Alkaloids are also a diverse group of compounds, all of which contain nitrogen, usually as part of a heterocyclic ring. They are synthesized from amino acids. Many alkaloids are extremely poisonous; others, including codeine and morphine are very effective pain killers, while others are addictive drugs (nicotine, cocaine). Table 1 presents some of the alkaloids and their effects.
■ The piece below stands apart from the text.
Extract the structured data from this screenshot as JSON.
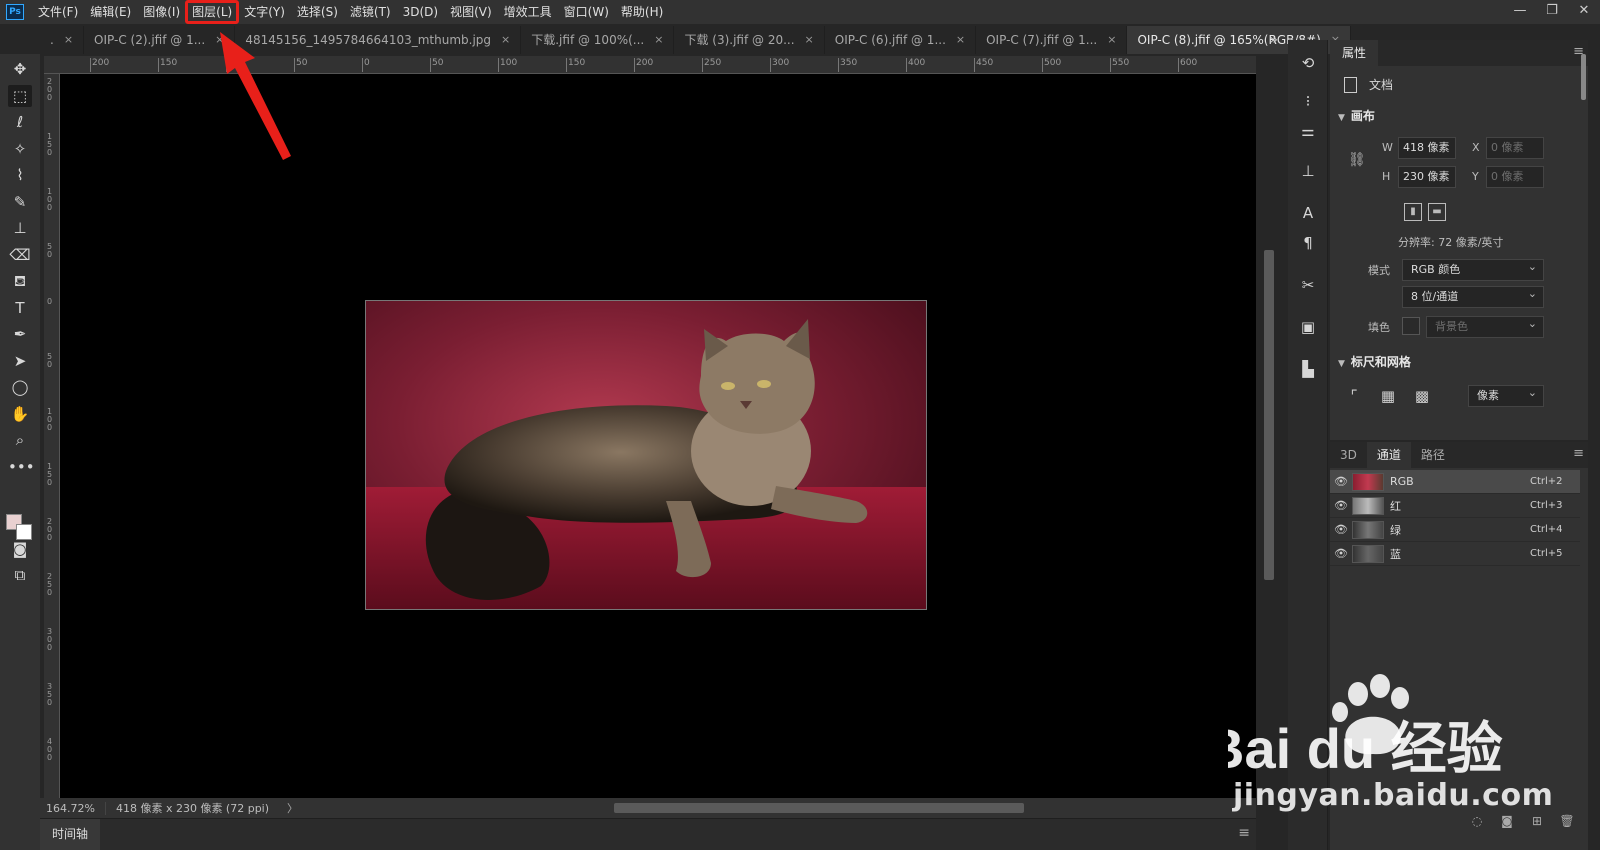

Terpenes are synthesized either from acetyl coenzyme A (CoA) or from 3-phosphoglycerate and pyruvate and are based on the 5-carbon isoprene unit . Complex terpenes are generally believed to be anti-herbivory defenses in plants; however, amongst the very diverse range of terpenes are essential oils such as the menthols (used as insect repellants and in proprietry remedies for colds and coughs). The most significant medicinal terpene of recent years has been the diterpene taxol, isolated initially from the bark of the Pacific yew, Taxus brevifiolia. Taxol causes a blockage of cell division in tumor cells by stabilizing and polymerizing microtubules. Taxol is effective against solid tumors. Its initial discovery led to a considerable effort to secure sufficient supplies of the compound, as its production (like many plant secondary products) is limited to one tissue (the bark) of a single species. Application of plant tissue culture was less successful than attempts at organic (chemical) synthesis and taxol-based drugs are now produced by this means.